I'm using Haskell to interpret a dynamically-typed language. I have a sum type called Value
which can represent some basic objects:
data Value
= Integer Integer
| Float Double
| Char Char
| List [Value]
deriving Show
(For now I'm not adding a special case for strings - they'll just be lists of characters.)
I have instantiated Read
for it, so that I can parse string inputs into Value
s as though they're normal Haskell values.
While for this demo I just derived Show
using the default implementation, I had to define Read
manually, because I don't want the input to need the data constructors prefixed before every element. (I would have to write input as Integer 43
instead of just 43
, for example)
I implement readsPrec
(which seems a needlessly complex method to have as the minimal typeclass implementation, but it's what Haskell requires...) in terms of Haskell's default implementations for the underlying data types.
readsPrec
takes a precedence value, which I just pass on to the readsPrec
of other types; it returns a list of possible parses as tuples of (value, restOfString)
.
The basic algorithm I use is to attempt to parse the input into each type, and choose the first result from each.

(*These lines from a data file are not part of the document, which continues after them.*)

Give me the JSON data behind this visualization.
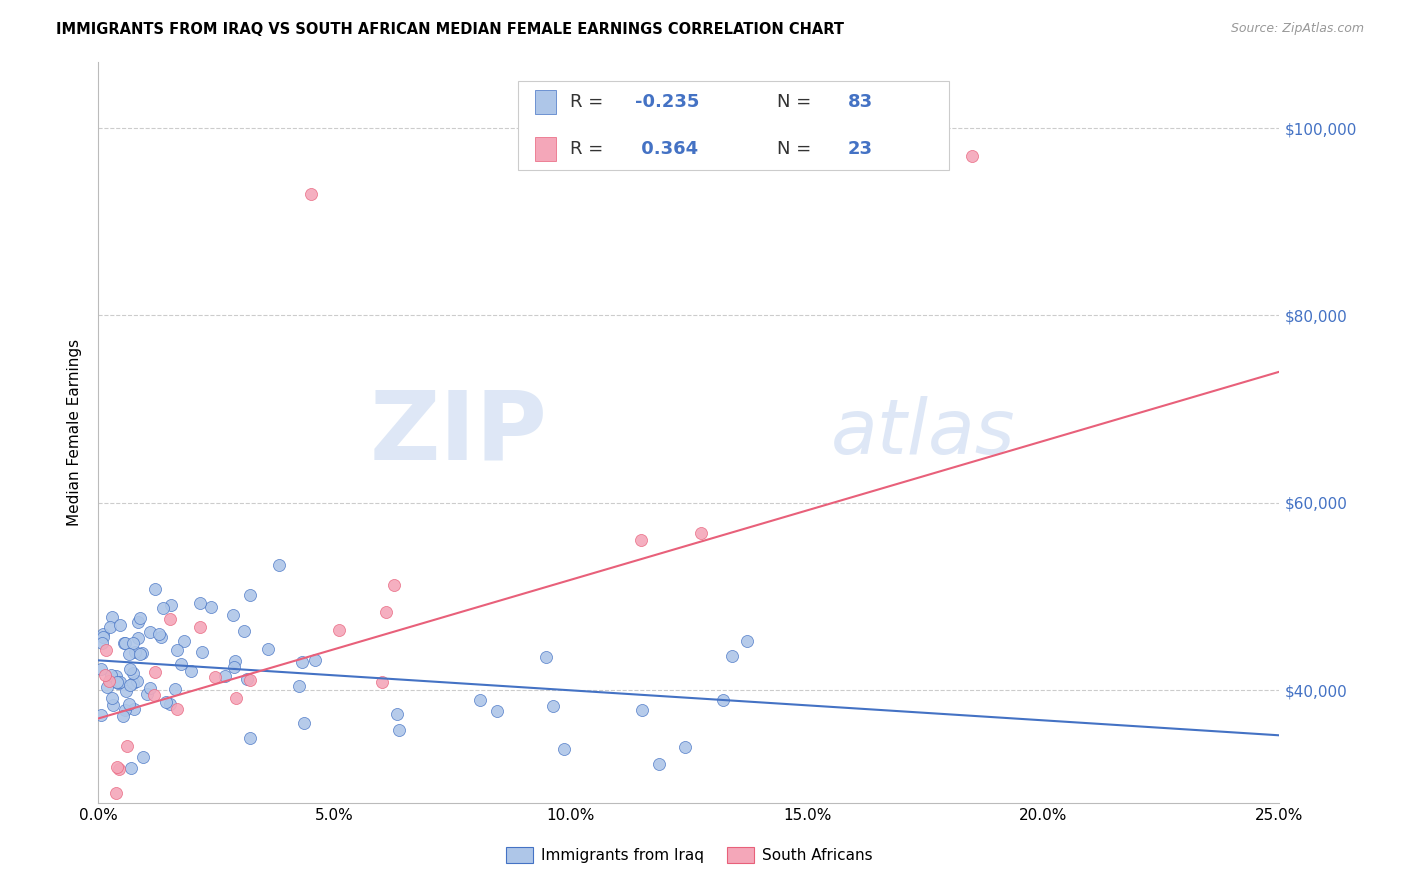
{
  "title": "IMMIGRANTS FROM IRAQ VS SOUTH AFRICAN MEDIAN FEMALE EARNINGS CORRELATION CHART",
  "source": "Source: ZipAtlas.com",
  "ylabel": "Median Female Earnings",
  "y_tick_labels": [
    "$40,000",
    "$60,000",
    "$80,000",
    "$100,000"
  ],
  "y_tick_values": [
    40000,
    60000,
    80000,
    100000
  ],
  "x_tick_labels": [
    "0.0%",
    "5.0%",
    "10.0%",
    "15.0%",
    "20.0%",
    "25.0%"
  ],
  "x_tick_values": [
    0.0,
    5.0,
    10.0,
    15.0,
    20.0,
    25.0
  ],
  "xlim": [
    0.0,
    25.0
  ],
  "ylim": [
    28000,
    107000
  ],
  "legend_label_blue": "Immigrants from Iraq",
  "legend_label_pink": "South Africans",
  "R_blue": -0.235,
  "N_blue": 83,
  "R_pink": 0.364,
  "N_pink": 23,
  "color_blue": "#AEC6E8",
  "color_pink": "#F4A7B9",
  "line_color_blue": "#4472C4",
  "line_color_pink": "#E8607A",
  "watermark_zip": "ZIP",
  "watermark_atlas": "atlas",
  "blue_line_y0": 43200,
  "blue_line_slope": -320,
  "pink_line_y0": 37000,
  "pink_line_slope": 1480
}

Unfortunately there's quite a lot of plumbing required to deal with the list of tuples produced by readsPrec
.
instance Read Value where
readsPrec precedence s =
-- `justs` stops the parsing once all of the read attempts are failing
justs $ map (foldl orElse Nothing) $ transpose attempts
where
-- try to parse the input into each of these types, one at a time
attempts = [u Integer, u Float, u Char, u List]

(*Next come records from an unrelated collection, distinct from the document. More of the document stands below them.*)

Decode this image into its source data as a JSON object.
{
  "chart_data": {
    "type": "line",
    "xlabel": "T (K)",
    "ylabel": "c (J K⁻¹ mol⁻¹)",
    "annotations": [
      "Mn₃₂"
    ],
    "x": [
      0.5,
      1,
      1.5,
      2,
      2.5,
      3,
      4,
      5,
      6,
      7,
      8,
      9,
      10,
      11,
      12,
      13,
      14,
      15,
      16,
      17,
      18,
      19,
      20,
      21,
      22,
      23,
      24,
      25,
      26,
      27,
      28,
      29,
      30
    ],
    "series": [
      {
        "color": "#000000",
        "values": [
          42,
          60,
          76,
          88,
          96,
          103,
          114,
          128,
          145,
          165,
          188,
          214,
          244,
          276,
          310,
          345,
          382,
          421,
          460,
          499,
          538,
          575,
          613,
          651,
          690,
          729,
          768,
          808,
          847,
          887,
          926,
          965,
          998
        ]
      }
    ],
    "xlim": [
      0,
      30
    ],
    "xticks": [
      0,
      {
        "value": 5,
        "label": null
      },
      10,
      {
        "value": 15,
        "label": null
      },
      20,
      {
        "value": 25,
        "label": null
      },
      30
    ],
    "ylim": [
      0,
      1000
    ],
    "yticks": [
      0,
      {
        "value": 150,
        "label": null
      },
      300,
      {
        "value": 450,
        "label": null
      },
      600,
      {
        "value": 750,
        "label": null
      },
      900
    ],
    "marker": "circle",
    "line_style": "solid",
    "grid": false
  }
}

u constructor = maybes [(constructor val, rest) | (val, rest) <- readsPrec precedence s]
This implementation also uses a couple of utility functions:
-- | Create an infinite list of Maybes, where the elements in the input
-- | are `Just`s, and everything after that is a `Nothing`
maybes xs = map Just xs ++ repeat Nothing
-- | Collect the values of all Justs at the start of a list
justs (Just x : xs) = x : justs xs
justs _ = []
I want to know if my code, especially the plumbing around readsPrec
, can be made more idiomatic, perhaps using some more builtin functions. Maybe the whole algorithm can be simplified.
I also don't like the fact I'm using a constant-sized list for the attempts. I'd like to be able to just use a tuple, but if I ever wanted to add more data types, I'd have to change things like unzip4
to unzip5
, because I can't write it polymorphically over tuple size. (where unzip
would be used for tuples, in place of transpose
for lists)
I'm not really interested in whether the minutiae of my syntax style are "correct".